On Tuesday, engineering consultancy firm Pöyry, Sunila Pulp Mill and paper producer Myllykoski announced they were initiating consultative talks on possible staff cuts.

They join a long list of firms including M-Real, Hankkija, Onninen, Sandvik and Cargotec.

The SAK union federation says the number of actual job losses has also clearly increased. Some 5,000 employees lost their jobs in the final quarter of 2008. This is four times more than in the same period a year ago"

Temporary layoff is a way to improve company balance sheet as banks have stopped short of giving easy financing. In 2008, the growth for short term financing have risen in the magnitude of 20% year on year, clear unsustainable, showing that company had already difficulty raising money...

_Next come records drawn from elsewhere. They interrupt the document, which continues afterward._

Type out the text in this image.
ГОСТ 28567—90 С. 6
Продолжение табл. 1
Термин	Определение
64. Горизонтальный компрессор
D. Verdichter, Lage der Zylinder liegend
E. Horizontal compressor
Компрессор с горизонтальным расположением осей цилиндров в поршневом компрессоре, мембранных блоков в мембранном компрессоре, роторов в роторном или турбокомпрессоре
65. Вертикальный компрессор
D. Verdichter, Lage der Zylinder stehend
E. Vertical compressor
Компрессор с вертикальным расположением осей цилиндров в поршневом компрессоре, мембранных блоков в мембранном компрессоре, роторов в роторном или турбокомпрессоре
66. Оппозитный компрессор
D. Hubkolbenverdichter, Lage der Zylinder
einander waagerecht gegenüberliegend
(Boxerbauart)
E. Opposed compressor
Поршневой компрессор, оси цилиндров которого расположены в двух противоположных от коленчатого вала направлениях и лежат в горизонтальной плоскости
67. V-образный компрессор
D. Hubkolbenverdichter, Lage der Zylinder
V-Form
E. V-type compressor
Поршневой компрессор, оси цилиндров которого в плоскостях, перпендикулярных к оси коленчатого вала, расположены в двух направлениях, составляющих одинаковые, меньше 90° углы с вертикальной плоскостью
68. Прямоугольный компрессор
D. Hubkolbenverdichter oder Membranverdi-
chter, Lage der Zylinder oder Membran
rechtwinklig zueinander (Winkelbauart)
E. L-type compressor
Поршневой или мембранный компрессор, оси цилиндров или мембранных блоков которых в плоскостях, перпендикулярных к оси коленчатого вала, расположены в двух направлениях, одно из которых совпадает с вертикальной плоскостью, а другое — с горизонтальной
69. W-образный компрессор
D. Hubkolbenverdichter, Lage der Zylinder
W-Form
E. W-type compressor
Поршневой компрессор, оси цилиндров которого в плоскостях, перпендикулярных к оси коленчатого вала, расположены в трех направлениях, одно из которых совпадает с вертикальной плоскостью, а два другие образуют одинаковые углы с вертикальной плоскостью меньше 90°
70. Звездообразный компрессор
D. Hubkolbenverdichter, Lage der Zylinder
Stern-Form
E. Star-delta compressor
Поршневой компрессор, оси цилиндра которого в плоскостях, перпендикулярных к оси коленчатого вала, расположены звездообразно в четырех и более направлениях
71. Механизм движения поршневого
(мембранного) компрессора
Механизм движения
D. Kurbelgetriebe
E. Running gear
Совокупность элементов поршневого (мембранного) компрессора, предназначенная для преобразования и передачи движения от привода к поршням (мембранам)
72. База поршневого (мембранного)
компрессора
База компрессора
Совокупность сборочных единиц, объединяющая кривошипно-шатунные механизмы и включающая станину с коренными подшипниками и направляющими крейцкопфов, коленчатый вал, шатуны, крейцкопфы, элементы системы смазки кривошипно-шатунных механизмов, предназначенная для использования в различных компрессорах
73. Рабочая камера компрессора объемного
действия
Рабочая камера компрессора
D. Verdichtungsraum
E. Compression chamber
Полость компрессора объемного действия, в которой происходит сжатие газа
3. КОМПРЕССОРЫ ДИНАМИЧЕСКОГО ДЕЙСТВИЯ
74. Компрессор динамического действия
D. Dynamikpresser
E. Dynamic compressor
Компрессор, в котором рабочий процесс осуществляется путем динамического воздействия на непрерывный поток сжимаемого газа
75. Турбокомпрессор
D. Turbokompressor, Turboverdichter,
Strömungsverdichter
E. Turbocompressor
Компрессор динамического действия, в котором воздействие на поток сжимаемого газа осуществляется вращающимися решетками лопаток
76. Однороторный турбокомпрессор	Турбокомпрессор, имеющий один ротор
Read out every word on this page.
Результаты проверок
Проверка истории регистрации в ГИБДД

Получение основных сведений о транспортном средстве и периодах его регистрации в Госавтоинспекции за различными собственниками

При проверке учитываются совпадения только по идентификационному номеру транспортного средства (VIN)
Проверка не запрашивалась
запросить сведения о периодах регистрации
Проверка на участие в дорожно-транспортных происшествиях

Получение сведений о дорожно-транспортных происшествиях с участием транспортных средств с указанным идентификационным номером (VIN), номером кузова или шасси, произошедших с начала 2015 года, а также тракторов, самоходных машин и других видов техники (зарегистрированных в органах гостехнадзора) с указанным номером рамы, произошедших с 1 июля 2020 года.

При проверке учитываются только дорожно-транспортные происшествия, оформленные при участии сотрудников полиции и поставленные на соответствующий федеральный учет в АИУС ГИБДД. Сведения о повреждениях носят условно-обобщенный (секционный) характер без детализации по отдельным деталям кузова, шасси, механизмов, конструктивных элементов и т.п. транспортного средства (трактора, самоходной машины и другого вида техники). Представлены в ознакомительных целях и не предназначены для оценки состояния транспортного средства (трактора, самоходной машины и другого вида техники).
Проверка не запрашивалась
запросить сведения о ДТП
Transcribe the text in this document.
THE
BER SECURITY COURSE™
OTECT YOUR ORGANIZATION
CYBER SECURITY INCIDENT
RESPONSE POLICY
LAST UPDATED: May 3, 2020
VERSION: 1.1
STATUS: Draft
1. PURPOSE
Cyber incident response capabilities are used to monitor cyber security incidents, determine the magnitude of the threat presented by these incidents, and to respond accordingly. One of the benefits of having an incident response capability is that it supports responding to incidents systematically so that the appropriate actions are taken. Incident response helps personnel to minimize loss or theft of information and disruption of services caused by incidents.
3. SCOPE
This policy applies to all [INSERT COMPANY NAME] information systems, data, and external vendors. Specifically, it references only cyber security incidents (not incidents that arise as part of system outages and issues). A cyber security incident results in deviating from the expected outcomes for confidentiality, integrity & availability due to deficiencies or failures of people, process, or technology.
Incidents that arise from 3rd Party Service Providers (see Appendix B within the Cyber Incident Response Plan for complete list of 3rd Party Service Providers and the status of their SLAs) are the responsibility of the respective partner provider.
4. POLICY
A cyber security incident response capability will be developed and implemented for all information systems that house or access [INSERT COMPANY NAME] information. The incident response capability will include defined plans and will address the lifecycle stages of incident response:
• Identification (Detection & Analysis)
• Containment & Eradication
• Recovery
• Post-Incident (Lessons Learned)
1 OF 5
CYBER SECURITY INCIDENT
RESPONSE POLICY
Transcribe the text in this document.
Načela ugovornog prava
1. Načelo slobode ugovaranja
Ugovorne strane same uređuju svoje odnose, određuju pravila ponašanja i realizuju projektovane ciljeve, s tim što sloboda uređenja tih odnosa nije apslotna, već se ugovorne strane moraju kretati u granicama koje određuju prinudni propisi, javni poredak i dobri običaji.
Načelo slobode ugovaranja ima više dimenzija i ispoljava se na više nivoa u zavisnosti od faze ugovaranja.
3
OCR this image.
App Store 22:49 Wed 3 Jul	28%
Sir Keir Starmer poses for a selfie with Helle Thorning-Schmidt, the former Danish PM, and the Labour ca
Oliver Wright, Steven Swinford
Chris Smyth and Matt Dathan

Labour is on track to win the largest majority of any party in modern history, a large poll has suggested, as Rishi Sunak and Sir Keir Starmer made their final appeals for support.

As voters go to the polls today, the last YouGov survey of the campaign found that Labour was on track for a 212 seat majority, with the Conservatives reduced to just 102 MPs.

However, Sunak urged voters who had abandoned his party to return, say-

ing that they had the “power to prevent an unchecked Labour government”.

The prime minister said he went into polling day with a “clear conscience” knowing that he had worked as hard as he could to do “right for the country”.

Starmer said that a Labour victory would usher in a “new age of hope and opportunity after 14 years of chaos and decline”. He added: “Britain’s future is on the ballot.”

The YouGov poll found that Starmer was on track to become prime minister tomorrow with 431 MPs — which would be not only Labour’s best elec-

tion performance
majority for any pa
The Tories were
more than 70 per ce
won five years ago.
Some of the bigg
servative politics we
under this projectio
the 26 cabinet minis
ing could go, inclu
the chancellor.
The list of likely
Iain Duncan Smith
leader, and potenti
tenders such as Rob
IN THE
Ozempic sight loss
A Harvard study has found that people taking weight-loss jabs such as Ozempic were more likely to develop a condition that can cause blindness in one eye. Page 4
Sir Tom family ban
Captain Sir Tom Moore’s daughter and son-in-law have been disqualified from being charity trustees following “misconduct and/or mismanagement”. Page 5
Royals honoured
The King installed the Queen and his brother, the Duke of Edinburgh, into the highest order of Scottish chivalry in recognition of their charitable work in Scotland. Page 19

I'm just wondering who will pay those temporary layoffs, is it the state? in that sense, is it right to say that the tax payer money is being used while at the same time the company executive and some non-temporary lay-offs employees (directors and "snow" white collars) will still enjoy bonuses, stock options and very elevated salaries.

Is that right? At the end we have a form a socialism coupled with "free-risk" capitalism. So no wonder you have seen company rushing for executing (in process term) temporary layoffs. I wonder if this system is flawed.

On the other hand, the other alternative is quite ugly. would it be good for the society to have a sharp rise in unemployment? maybe not.